The 2016 guidance further boosts that argument by asserting the antitrust enforcers’ view on criminal activity.
The Chamber of Commerce, however, argued that the 2016 guidance is insufficient to provide notice to companies.
This type of conduct hadn’t previously “been clearly marked as unlawful by either a statute or judicial decision,” said Aaron Streett, an attorney with Baker Botts who drafted an amicus brief on due process for the Chamber.
“Criminal prosecutions, especially against individuals, have a major chilling effect,” Streett added, noting he wasn’t speaking on behalf of the Chamber. “That is a good thing when the charged conduct is plainly unlawful and the defendants have knowingly violated the law. But it is very troubling when the conduct has not previously been treated as per se unlawful by courts and the government begins criminal prosecutions without notice or warning other than informal and nonbinding guidance from DOJ.”

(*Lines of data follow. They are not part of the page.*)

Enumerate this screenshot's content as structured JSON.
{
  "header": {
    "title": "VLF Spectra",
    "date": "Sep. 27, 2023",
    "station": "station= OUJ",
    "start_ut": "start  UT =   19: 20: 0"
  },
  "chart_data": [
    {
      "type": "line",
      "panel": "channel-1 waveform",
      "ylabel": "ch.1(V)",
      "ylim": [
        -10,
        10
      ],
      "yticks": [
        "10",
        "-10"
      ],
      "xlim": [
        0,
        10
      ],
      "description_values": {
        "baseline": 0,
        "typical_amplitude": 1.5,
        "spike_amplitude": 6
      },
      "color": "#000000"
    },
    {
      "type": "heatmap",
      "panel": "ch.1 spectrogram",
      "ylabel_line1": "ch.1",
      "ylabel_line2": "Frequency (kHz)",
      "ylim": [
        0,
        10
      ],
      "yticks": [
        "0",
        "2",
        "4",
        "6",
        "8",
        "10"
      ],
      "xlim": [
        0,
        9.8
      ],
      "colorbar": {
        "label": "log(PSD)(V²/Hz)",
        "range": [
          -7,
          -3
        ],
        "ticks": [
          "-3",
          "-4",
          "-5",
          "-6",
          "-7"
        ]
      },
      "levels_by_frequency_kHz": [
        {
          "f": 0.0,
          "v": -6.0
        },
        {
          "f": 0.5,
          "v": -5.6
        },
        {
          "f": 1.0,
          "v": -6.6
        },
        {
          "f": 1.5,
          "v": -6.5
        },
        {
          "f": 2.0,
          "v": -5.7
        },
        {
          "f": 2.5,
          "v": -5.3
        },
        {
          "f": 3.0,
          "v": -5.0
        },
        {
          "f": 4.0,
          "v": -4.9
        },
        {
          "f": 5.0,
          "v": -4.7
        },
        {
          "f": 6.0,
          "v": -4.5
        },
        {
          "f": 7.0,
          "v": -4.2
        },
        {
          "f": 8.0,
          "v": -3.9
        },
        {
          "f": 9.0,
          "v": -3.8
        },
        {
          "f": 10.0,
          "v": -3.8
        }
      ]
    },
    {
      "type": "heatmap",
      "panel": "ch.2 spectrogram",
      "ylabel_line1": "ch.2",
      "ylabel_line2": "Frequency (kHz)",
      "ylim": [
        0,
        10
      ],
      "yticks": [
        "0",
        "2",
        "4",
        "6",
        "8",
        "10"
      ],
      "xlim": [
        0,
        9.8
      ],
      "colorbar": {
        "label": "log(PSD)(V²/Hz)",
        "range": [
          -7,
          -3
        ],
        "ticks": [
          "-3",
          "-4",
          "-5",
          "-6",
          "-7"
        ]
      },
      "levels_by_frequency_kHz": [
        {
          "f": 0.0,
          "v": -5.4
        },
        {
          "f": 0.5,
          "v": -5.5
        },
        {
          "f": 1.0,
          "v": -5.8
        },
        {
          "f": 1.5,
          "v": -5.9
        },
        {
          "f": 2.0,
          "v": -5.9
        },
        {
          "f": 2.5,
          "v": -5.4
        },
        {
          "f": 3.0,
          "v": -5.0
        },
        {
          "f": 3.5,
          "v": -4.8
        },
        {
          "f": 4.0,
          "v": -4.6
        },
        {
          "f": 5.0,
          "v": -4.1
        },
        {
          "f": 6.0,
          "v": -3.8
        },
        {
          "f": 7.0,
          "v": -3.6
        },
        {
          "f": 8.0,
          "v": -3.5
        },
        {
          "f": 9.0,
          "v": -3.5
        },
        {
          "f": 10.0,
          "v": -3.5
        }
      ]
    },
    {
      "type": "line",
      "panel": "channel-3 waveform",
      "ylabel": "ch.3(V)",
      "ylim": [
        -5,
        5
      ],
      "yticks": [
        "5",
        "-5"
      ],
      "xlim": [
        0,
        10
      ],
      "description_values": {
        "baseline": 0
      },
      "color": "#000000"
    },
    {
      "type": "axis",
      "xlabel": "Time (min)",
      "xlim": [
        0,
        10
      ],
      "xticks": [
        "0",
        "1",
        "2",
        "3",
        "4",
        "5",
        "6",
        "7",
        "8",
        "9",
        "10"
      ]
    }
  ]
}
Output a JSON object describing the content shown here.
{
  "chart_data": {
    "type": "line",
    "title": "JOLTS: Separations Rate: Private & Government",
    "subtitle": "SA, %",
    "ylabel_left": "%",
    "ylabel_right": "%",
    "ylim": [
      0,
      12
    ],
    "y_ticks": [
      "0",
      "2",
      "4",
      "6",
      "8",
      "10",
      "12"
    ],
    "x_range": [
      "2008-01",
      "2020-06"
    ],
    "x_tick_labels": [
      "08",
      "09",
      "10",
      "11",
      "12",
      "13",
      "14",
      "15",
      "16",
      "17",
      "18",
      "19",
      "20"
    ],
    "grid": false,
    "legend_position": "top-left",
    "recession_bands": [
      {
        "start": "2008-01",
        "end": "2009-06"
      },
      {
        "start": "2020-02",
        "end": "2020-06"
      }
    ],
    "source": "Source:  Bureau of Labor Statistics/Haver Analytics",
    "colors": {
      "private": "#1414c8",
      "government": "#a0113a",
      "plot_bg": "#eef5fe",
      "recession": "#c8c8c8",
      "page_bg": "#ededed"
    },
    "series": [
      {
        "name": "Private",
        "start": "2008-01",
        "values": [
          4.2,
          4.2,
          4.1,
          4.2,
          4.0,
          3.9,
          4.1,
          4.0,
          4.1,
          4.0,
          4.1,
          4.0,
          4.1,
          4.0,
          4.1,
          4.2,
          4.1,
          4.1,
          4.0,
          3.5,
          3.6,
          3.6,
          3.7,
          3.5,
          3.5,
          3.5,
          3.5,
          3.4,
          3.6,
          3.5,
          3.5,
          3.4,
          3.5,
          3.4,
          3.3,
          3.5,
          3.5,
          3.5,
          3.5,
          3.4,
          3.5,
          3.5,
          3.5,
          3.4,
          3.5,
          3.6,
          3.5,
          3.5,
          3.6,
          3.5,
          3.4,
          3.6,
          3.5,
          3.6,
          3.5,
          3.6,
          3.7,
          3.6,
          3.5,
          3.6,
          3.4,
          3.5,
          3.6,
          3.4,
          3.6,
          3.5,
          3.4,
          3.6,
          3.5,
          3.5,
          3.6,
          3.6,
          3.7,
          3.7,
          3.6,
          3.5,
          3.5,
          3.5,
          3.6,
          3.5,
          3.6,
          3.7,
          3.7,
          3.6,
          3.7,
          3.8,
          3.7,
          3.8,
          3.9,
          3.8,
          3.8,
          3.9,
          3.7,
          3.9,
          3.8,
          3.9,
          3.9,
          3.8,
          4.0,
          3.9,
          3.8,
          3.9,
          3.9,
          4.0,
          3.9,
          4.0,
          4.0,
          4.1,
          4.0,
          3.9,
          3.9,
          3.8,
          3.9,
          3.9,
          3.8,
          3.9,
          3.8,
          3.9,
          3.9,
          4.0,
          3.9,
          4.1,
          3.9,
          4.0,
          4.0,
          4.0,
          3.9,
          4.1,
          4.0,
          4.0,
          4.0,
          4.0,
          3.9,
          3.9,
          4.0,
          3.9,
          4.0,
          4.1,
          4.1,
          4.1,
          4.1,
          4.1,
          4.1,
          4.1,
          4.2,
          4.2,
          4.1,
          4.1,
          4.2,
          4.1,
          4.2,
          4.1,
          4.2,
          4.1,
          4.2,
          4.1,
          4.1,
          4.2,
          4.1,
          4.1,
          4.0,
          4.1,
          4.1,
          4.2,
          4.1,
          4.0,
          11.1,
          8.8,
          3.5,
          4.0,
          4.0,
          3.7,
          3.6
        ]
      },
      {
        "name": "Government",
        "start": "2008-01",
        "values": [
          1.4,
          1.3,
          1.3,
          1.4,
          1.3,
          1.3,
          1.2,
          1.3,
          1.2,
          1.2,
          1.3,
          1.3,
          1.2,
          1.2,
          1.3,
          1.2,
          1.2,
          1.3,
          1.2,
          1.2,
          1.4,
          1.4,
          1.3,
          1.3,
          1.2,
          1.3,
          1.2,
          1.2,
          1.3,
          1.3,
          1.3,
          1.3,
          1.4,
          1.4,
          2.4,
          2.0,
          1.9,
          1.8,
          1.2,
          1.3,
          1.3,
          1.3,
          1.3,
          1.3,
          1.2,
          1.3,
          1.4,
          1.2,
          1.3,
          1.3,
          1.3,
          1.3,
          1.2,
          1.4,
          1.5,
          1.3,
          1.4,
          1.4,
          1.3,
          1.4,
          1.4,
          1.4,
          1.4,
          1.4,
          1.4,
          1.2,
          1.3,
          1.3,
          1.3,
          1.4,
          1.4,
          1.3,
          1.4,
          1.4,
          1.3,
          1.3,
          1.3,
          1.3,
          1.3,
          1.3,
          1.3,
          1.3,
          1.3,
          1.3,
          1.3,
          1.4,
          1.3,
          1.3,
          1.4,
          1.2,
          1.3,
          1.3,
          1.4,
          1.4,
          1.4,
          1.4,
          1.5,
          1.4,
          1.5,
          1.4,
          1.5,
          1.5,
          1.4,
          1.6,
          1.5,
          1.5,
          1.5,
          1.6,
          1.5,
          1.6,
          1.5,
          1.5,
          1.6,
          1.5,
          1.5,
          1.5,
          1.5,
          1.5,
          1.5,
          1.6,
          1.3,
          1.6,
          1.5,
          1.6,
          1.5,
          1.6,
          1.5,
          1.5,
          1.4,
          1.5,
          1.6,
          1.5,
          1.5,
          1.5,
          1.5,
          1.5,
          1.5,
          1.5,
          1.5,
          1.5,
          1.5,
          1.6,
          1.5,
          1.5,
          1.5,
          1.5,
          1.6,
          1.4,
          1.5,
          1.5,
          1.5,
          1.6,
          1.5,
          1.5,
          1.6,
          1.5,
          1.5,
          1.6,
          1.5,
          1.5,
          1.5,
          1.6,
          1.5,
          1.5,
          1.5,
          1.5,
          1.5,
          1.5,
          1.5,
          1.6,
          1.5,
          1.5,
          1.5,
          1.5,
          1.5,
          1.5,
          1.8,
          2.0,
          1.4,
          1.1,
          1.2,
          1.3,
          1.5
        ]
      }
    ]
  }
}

Business-interest groups could be keen to get the issue to appellate courts or the Supreme Court, several lawyers told Bloomberg Law.
“The Supreme Court has generally been quite skeptical in recent years of novel and expansive federal criminal prosecutions, reversing many convictions because the United States exceeded the scope of the statute or violated due process or anti-vagueness principles,” Streett said in an email.
“Companies and individuals should not be held in limbo for years without knowing whether the conduct they’ve been charged with is even prohibited by the law,” he added.
An alleged no-poach scheme between Surgical Care Affiliates and
In March 2021, a Las Vegas executive was indicted for fixing wages with competitors for nurses who worked for a staffing company then known as Advantage On Call LLC.
The latest indictment, against the former Pratt & Whitney executive, alleges among other things that aerospace companies threatened to take away access to projects from parts suppliers that didn’t comply with the agreement. The indictment brought a wave of private class actions against the companies involved.
Antitrust lawyers say they are watching to see if the DOJ pursues household-name, international companies—a move that would gain the attention of the broader business community.
“It will be interesting to see if the next phase of this trend nets a bigger conspiracy,” Sirota said.